Giancamilli, the outgoing chairman, said the industry’s best days are still to come. “Everything we are doing today truly is creating a legacy of greater success in the future,” he said. “Despite our remarkable progress, I know that NACDS’ greatest work in political engagement lies ahead.”
Q&A: Won’t you be a Good Neighbor
Drug Store News: What are some of the highlights across the front end of the concept Good Neighbor Pharmacy?
Jerry Cline, SVP retail sales and marketing: The two most significant highlights for me are Home Health Care and Diabetes Shoppe. The future owner of Burt’s Good Neighbor Pharmacy—Robbie Leark—is building a team who is going to specialize in home health care and ambulatory supplies, as well as diabetes testing, counseling and support. All of these solutions are provided through AmerisourceBergen under the Good Neighbor Pharmacy umbrella. Those solutions will differentiate the store, particularly considering the demographics supporting the store’s location and patient population.

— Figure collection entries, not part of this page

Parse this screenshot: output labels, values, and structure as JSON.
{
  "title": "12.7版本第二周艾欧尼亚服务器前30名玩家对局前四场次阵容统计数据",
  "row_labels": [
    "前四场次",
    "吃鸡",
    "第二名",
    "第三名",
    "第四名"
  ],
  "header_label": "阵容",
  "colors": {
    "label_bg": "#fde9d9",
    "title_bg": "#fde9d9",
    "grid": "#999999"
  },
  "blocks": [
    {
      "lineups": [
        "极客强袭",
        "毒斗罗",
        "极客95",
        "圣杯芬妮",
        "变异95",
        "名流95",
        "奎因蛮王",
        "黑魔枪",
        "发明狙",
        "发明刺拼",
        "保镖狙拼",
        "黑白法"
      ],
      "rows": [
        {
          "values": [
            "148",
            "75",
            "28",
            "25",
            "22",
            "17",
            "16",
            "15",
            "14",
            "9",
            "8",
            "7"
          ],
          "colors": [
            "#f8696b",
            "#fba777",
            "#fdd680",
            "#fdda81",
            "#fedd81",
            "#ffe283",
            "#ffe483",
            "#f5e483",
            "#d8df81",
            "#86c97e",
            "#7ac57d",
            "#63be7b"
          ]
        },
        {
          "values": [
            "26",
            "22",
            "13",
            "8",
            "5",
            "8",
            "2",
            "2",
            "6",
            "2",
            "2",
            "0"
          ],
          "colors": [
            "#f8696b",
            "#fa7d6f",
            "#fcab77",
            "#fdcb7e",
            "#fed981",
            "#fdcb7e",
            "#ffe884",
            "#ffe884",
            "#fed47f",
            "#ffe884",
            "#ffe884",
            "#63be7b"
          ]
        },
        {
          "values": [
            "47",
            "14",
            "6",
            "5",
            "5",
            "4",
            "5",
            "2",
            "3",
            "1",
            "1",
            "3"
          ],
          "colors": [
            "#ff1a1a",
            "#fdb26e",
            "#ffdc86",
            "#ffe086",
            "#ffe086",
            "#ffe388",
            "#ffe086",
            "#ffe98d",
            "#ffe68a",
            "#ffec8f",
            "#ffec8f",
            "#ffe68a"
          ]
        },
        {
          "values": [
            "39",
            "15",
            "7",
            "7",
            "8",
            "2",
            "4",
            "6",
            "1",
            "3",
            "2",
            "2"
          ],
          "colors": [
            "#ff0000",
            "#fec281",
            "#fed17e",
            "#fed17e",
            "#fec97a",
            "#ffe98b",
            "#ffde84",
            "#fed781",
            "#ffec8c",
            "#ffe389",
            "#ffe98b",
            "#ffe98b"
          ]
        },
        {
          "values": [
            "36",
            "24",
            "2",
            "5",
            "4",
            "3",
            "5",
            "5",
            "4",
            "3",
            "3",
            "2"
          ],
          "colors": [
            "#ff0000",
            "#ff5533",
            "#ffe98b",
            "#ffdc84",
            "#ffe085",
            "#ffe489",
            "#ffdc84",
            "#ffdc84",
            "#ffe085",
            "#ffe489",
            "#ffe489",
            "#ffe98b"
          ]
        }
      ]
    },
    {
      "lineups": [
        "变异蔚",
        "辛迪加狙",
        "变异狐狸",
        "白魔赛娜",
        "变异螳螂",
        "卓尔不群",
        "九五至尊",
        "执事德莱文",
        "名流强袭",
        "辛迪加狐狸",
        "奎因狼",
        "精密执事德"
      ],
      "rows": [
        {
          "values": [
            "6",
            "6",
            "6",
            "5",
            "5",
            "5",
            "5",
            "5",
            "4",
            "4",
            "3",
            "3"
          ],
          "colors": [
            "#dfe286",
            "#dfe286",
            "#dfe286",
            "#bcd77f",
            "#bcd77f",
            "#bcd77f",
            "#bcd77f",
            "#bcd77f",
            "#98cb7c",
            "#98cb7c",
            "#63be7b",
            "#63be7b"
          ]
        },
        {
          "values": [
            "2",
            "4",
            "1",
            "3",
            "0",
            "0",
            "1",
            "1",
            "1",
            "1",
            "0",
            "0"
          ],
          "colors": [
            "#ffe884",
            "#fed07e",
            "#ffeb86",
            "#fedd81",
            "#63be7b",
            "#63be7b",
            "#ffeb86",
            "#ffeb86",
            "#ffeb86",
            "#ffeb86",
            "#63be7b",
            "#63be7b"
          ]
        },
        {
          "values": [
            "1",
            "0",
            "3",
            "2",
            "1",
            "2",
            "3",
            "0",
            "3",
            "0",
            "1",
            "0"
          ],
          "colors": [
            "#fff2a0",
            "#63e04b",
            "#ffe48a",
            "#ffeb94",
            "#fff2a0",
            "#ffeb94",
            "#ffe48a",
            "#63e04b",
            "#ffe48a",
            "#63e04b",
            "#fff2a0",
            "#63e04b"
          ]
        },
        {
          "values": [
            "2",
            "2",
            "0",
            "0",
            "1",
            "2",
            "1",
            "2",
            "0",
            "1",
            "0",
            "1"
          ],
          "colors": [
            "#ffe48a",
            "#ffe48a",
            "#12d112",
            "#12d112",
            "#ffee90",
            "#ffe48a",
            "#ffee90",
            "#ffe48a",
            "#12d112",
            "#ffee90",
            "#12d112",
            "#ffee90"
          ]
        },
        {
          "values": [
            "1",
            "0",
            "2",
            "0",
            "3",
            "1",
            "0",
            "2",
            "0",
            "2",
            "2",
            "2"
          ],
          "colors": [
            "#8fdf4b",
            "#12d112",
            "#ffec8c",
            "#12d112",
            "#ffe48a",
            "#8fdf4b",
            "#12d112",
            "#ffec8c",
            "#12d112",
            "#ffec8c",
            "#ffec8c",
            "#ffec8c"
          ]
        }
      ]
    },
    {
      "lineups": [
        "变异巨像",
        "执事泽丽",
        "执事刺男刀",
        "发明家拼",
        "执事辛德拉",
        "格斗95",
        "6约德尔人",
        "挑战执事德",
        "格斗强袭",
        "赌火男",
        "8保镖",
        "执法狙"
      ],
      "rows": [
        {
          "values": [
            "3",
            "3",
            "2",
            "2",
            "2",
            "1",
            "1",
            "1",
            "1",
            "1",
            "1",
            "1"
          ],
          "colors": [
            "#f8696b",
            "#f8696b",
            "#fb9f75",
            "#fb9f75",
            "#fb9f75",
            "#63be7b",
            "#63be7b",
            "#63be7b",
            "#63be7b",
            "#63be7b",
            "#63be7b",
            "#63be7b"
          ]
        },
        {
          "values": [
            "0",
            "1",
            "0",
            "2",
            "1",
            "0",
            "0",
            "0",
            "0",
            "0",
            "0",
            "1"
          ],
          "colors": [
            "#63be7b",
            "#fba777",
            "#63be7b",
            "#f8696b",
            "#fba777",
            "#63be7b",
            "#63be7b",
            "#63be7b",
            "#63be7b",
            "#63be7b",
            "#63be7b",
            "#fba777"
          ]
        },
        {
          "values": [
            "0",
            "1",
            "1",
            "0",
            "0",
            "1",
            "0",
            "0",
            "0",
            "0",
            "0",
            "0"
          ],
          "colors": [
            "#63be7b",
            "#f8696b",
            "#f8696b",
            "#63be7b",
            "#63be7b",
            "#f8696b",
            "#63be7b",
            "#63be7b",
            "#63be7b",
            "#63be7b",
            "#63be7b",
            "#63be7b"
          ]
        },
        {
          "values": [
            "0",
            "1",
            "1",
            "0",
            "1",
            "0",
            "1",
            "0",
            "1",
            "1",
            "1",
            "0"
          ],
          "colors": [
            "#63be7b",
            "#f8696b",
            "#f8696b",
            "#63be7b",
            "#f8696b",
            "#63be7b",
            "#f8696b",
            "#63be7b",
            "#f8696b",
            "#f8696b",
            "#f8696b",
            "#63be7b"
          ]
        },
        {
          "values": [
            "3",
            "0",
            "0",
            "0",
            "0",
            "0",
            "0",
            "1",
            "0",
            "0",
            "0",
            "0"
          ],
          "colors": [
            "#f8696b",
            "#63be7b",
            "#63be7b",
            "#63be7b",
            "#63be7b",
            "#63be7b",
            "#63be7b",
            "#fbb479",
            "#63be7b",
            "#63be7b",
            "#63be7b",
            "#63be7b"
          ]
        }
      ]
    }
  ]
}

AJ Caffentzis, group VP retail solutions: The other point I’d throw in there is that all of the HBC/OTC planograms are being driven by the work that we do out of our front-end solution team and the work we do with manufacturers in developing best-in-class planograms for all the various categories. Those planograms are in this store and on display prominently. We also have the solutions to show what the business moves and what items move the best under our Business Coaching solution. Our front-end solutions work with our InSite platform. That helps us with Business Coaching and helps the owner/operator make strong, positive decisions to drive his or her business. (Note: InSite is a business intelligence application that supports AmerisourceBergen’s retail pharmacy clients across the United States with dashboards and scorecards that provide rich analytics and personalized information.)
DSN: And behind the bench? What’s under the hood at this store?
Caffentzis: One feature that comes to mind is the use of our technology solutions—the ability to use the right robots for the right-sized store to help the pharmacist and the technicians automate the script-filling process. The second feature that stands out is the construction of consultation rooms for the patient and pharmacist. Those consultation rooms are the separator for community pharmacy and the independent pharmacist. The pharmacist will spend some time with the patient to discuss treatments and the patient’s health. The consultation rooms are going to help the pharmacist do just that.
Cline: The feature I would highlight is that we’ve installed a new pharmacy system in the store called ComputerRx. It’s a select pharmacy system that will feed information from the store into our data warehouse and then be fed into our InSite system, which will allow the business coach to work with Leark and his team to improve performance in his store and drive additional value in specific areas. Without that coaching piece powered by InSite, that additional value would not be possible.